Ces dispositions doivent s'articuler avec celles de l'article L.741-3 du même code, selon lesquelles il appartient au juge judiciaire d'apprécier la nécessité du maintien en rétention et de mettre fin à la rétention administrative, lorsque les circonstances de droit ou de fait le justifient : « Un étranger ne peut être placé ou maintenu en rétention que pour le temps strictement nécessaire à son départ. L'administration exerce toute diligence à cet effet. »

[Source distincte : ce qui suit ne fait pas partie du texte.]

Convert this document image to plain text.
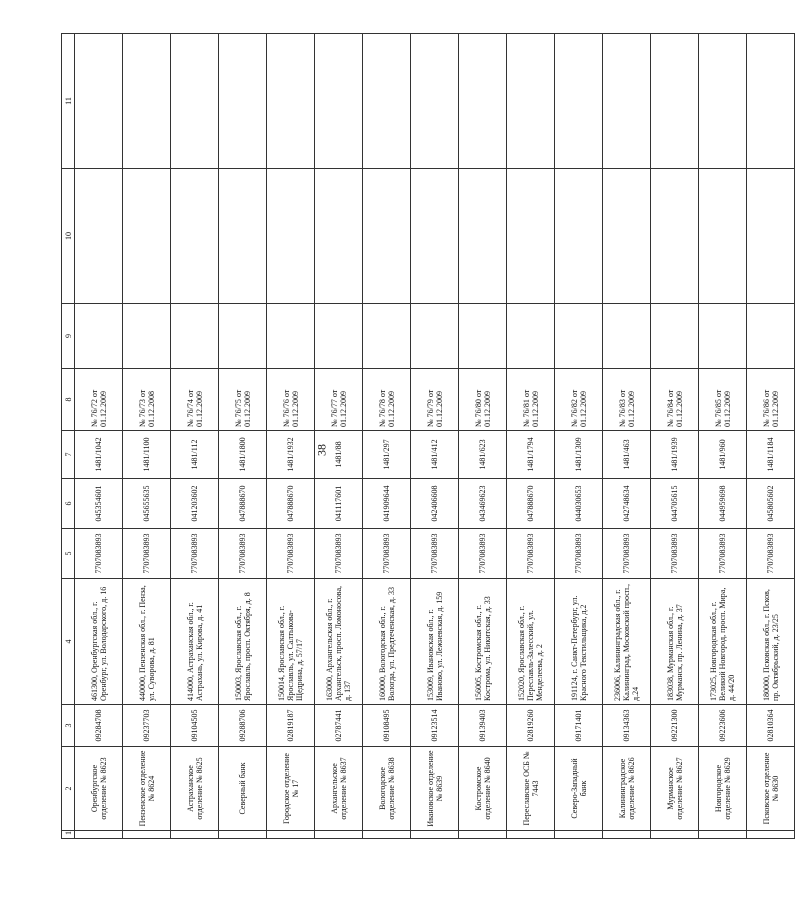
38
1	2	3	4	5	6	7	8	9	10	11
	Оренбургское отделение № 8623	09284708	461300, Оренбургская обл., г. Оренбург, ул. Володарского, д. 16	7707083893	045354601	1481/1042	№ 76/72 от 01.12.2009			
	Пензенское отделение № 8624	09237703	440000, Пензенская обл., г. Пенза, ул. Суворова, д. 81	7707083893	045655635	1481/1100	№ 76/73 от 01.12.2008			
	Астраханское отделение № 8625	09104505	414000, Астраханская обл., г. Астрахань, ул. Кирова, д. 41	7707083893	041203602	1481/112	№ 76/74 от 01.12.2009			
	Северный банк	09288706	150003, Ярославская обл., г. Ярославль, просп. Октября, д. 8	7707083893	047888670	1481/1800	№ 76/75 от 01.12.2009			
	Городское отделение № 17	02819187	150014, Ярославская обл., г. Ярославль, ул. Салтыкова-Щедрина, д. 57/17	7707083893	047888670	1481/1932	№ 76/76 от 01.12.2009			
	Архангельское отделение № 8637	02787441	163000, Архангельская обл., г. Архангельск, просп. Ломоносова, д. 137	7707083893	041117601	1481/88	№ 76/77 от 01.12.2009			
	Вологодское отделение № 8638	09108495	160000, Вологодская обл., г. Вологда, ул. Предтеченская, д. 33	7707083893	041909644	1481/297	№ 76/78 от 01.12.2009			
	Ивановское отделение № 8639	09123514	153009, Ивановская обл., г. Иваново, ул. Лежневская, д. 159	7707083893	042406608	1481/412	№ 76/79 от 01.12.2009			
	Костромское отделение № 8640	09139403	156005, Костромская обл., г. Кострома, ул. Никитская, д. 33	7707083893	043469623	1481/623	№ 76/80 от 01.12.2009			
	Переславское ОСБ № 7443	02819260	152020, Ярославская обл., г. Переславль-Залесский, ул. Менделеева, д. 2	7707083893	047888670	1481/1794	№ 76/81 от 01.12.2009			
	Северо-Западный банк	09171401	191124, г. Санкт-Петербург, ул. Красного Текстильщика, д.2	7707083893	044030653	1481/1309	№ 76/82 от 01.12.2009			
	Калининградское отделение № 8626	09134363	236006, Калининградская обл., г. Калининград, Московский просп., д.24	7707083893	042748634	1481/463	№ 76/83 от 01.12.2009			
	Мурманское отделение № 8627	09221300	183038, Мурманская обл., г. Мурманск, пр. Ленина, д. 37	7707083893	044705615	1481/1939	№ 76/84 от 01.12.2009			
	Новгородское отделение № 8629	09223606	173025, Новгородская обл., г. Великий Новгород, просп. Мира, д. 44/20	7707083893	044959698	1481/960	№ 76/85 от 01.12.2009			
	Псковское отделение № 8630	02810364	180000, Псковская обл., г. Псков, пр. Октябрьский, д. 23/25	7707083893	045805602	1481/1184	№ 76/86 от 01.12.2009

En l'espèce, le retenu est connu défavorablement pour avoir été interpellé en possession de stupéfiants alors même que l'interdiction du territoire national a été prononcé pour des délits en lien avec du trafic de stupéfiants. Dans ces conditions, le retenu représente une menace à l'ordre public justifiant la saisine du juge des libertés et de la détention.
Par ailleurs, les diligences de la préfecture se poursuivent avec une relance des autorités consulaires le 18 juillet 2024.
Les conditions légales permettant la troisième prolongation demandée sont ainsi remplies. En conséquence, le moyen soulevé sera rejeté et la décision du juge des libertés et de la détention confirmée.
PAR CES MOTIFS
Statuant publiquement, en matière civile et en dernier ressort,
Vu l'article 66 de la constitution du 4 octobre 1958,
Vu les articles L.741-1, L742-1 à L743-9 ; R741-3 et R.743-1 à L.743-19 et L.743-21 du Code de l'entrée et du séjour des étrangers et du droit d'asile ;
DECLARONS recevable l'appel interjeté par Monsieur [I] [H] ;
CONFIRMONS l'ordonnance déférée en toutes ses dispositions ;
RAPPELONS que, conformément à l'article R.743-20 du Code de l'Entrée et du Séjour des Etrangers et du Droit d'Asile, les intéressés peuvent former un pourvoi en cassation par lettre recommandée avec accusé de réception dans les deux mois de la notification de la présente décision à la Cour de cassation [Adresse 1], [Localité 2].
Fait à la Cour d'Appel de NÎMES,
le 23 Juillet 2024 à
LE GREFFIER, LE PRESIDENT,
' Notification de la présente ordonnance a été donnée ce jour au Centre de rétention administrative de [Localité 4] à M. [I] [H].
Le à H
Signature du retenu
Copie de cette ordonnance remise, ce jour, par courriel à :
Monsieur [I] [H], pour notification par le CRA,
Me Elsa LONGERON, avocat,
M. Le Préfet de Vaucluse,
M. Le Directeur du CRA de [Localité 4],
Le Ministère Public près la Cour d'Appel de NIMES,
M. / Mme Le Juge des libertés et de la détention.